Descartes’ solitary, subjective “I” is the inward consequence of the new Galilean-influenced science of the external world. The only vestige of the lost spirit-world is our own internal mental experience, whose origins in a materially caused world are now the ultimate mystery. This is the mind-body problem that begins modern philosophy. This quandary breeds another equally troubling befuddlement: How we can know anything with certainty? Through reason? Experience? Feelings? The isolated, subjective “I” peers onto an alien landscape and asks: “What is the relation between my rich inner experience and the indifferent material world where I find myself? How can I, from the shadows of my private experience, know truth, when meaning is not given, when logos is not divinely imposed?” Descartes answers: “I can have no knowledge of what is outside me except by means of the ideas I have within me”.3 I, we, our inner selves bring forth knowledge, truth, meaning.
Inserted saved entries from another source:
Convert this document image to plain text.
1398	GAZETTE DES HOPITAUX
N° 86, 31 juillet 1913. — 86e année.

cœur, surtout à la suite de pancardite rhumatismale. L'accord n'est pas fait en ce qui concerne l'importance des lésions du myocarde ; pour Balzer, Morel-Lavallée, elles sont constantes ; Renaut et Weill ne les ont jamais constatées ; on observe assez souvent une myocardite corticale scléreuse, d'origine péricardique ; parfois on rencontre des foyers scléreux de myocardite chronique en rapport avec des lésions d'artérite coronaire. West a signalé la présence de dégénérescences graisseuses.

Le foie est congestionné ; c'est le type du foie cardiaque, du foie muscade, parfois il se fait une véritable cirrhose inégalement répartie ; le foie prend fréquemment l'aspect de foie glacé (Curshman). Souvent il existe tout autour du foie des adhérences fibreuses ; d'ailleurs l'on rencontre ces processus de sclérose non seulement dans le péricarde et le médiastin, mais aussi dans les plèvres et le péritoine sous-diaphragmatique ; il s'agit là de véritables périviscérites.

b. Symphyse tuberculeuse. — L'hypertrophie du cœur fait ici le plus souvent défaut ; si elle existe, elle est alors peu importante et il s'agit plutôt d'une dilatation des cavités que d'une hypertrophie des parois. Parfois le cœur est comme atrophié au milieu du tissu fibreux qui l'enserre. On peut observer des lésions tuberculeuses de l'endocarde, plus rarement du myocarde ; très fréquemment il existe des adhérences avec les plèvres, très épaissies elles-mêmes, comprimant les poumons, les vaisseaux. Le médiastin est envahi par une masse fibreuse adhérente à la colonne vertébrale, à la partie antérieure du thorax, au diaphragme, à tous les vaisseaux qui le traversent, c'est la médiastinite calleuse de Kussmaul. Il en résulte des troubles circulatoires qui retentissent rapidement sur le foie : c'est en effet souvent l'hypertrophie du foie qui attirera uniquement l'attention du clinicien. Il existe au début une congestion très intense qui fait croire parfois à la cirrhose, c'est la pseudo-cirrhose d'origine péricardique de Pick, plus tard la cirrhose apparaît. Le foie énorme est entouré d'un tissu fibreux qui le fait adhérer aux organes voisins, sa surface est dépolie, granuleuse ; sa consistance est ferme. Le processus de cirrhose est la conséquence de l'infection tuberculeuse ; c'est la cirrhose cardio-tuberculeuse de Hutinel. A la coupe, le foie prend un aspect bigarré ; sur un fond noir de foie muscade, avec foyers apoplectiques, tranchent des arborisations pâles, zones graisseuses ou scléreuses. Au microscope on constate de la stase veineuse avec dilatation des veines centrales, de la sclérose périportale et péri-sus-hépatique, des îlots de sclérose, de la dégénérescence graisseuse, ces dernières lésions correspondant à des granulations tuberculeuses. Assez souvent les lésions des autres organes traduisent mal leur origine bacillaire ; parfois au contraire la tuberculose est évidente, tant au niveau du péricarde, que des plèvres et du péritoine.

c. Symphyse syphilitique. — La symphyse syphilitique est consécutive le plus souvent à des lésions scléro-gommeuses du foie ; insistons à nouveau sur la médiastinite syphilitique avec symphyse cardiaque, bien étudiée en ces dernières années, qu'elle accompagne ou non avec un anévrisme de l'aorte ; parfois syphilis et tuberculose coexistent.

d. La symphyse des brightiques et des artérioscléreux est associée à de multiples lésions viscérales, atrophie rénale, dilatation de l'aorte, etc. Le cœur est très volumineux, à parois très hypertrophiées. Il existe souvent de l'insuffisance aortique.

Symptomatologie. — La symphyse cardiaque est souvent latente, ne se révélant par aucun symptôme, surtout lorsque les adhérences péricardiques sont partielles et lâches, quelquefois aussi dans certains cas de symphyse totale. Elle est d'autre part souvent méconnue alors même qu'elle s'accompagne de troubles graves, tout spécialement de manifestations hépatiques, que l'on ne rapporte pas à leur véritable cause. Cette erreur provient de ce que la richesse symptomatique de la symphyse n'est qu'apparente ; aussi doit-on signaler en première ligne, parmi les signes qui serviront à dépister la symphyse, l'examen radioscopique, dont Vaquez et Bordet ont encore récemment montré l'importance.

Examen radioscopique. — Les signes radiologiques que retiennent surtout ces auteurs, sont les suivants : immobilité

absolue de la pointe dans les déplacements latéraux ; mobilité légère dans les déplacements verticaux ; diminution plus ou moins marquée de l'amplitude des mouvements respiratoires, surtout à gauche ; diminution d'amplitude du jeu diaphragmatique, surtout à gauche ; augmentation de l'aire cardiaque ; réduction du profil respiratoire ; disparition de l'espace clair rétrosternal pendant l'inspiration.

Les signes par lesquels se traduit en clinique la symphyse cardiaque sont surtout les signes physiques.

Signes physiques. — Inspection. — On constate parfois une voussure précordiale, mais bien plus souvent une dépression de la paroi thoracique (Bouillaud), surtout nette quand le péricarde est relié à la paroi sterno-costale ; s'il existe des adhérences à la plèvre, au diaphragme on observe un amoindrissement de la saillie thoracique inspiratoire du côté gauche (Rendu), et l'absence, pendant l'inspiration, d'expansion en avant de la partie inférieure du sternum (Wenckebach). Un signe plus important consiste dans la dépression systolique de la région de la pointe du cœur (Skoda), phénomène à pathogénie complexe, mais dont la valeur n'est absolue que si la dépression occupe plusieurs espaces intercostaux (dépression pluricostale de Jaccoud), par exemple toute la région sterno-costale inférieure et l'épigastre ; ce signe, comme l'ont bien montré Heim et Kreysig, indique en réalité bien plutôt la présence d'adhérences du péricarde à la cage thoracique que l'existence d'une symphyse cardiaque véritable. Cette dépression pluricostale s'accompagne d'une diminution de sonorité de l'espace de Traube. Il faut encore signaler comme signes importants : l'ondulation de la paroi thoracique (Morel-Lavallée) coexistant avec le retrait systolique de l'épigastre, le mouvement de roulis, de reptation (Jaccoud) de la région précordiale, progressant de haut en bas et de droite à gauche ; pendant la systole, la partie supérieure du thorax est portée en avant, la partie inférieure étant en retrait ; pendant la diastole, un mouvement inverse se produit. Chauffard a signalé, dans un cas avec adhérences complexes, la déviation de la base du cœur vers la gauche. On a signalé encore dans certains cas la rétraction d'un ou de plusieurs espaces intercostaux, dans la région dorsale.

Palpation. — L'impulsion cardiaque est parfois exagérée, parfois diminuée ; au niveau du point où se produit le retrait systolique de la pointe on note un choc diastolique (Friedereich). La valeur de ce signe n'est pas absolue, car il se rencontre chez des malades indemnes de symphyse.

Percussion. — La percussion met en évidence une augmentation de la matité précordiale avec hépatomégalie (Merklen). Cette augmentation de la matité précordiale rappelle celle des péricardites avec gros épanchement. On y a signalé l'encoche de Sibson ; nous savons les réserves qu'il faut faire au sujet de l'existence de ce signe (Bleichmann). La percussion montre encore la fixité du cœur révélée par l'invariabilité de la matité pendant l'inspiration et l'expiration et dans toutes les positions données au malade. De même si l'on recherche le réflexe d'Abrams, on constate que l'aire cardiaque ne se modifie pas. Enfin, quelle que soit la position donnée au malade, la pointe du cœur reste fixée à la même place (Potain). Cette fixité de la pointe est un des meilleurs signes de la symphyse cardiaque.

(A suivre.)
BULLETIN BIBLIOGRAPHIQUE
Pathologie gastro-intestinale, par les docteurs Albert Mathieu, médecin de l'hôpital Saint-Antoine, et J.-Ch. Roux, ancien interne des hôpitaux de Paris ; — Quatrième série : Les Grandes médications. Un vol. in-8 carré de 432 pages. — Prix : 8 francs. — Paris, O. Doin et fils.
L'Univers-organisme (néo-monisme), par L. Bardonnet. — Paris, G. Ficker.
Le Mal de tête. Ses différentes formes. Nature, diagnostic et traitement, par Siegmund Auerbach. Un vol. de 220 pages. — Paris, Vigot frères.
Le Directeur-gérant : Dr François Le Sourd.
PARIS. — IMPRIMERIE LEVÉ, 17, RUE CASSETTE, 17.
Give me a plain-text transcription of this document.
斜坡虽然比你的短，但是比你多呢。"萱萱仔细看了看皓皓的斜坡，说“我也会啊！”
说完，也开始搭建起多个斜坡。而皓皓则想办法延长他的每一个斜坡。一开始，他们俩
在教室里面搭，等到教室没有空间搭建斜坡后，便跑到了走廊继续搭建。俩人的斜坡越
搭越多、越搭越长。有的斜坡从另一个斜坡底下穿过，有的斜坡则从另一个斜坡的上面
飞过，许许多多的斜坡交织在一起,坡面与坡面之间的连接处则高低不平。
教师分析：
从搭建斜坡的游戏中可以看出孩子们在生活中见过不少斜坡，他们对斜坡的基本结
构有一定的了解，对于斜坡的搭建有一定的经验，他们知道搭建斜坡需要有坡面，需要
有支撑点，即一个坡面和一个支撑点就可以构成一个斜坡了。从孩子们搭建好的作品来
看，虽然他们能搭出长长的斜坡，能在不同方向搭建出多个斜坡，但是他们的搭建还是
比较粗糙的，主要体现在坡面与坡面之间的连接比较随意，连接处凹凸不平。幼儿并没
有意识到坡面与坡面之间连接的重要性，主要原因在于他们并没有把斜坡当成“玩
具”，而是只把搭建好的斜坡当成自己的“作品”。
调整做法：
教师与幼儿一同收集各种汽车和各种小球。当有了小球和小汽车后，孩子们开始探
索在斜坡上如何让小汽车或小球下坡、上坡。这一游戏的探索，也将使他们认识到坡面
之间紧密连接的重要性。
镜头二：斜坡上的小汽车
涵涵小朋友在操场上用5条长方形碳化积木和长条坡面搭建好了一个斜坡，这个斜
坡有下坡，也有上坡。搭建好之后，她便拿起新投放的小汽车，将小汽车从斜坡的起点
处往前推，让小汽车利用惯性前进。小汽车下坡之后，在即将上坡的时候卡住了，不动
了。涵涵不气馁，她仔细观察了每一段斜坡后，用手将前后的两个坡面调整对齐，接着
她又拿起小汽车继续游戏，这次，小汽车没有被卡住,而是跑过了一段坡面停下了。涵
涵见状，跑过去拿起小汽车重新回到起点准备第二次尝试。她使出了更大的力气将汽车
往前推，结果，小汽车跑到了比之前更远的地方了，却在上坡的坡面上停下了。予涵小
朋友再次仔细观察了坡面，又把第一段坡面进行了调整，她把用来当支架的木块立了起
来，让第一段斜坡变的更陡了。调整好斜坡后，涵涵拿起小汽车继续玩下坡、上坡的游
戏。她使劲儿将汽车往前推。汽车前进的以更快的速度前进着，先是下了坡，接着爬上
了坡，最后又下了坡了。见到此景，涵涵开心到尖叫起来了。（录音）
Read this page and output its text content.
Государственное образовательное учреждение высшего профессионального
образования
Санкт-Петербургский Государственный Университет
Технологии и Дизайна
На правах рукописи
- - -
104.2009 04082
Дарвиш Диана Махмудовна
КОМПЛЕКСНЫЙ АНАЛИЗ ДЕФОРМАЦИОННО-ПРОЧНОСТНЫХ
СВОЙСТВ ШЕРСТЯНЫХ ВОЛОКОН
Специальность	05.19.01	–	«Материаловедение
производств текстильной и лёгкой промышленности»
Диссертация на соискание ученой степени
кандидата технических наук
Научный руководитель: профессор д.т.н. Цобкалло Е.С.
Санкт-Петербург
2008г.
The power formally held by God as bringer of truth befalls to us. We bear this weight, not by God’s power and grace, but through our own bolstering of ourselves.4
Descartes did not single-handedly initiate a revolution of the self. The 17th century witnessed a raft of developments that highlighted the “I,” the self. The etymology of the word, self, predates the 10th century and its origins recede into the mists of the past. Its use as a prefix, however, appears in the middle of the 16th century. “The number of self compounds was greatly augmented toward the middle of the 17th century, when many new words appeared in theological and philosophical writing…a large proportion became established and have a continuous history down to the present time”.5 These words include self-contradiction, self-elation, self-inspection, self-neglect, self-perception, self-vindication, self-prizing, self-consuming, self-punishing, self-blinded, self-corrupted, self-invented, self-improvable, self-affected, self-endeared, self-cruelty, self-holiness, self-strength, self-worthiness and self-admiration. Descartes was the most noteworthy and influential voice among many who came to view the self as an object of scrutiny, praise, blame and concern.
Our experience of ourselves has undergone startling and profound transformations. Augustine’s injunction, “Try to build yourself up, and you build ruin”6 is inverted; self-esteem, self-reliance and self-confidence are now essential to the new, modern, “self-made man” (and woman). Terror about the everlasting fate of our soul is eclipsed by existential dread about our uncertain place in the cosmos. The authority of church sanctioned leaders, who minister to the soul, is superseded by accredited scientists of the self, who instruct on the management of the psyche. These changes, of course, took centuries. Galileo and Descartes, ushering in modern science and philosophy, provided germinating seeds that helped midwife the modern self.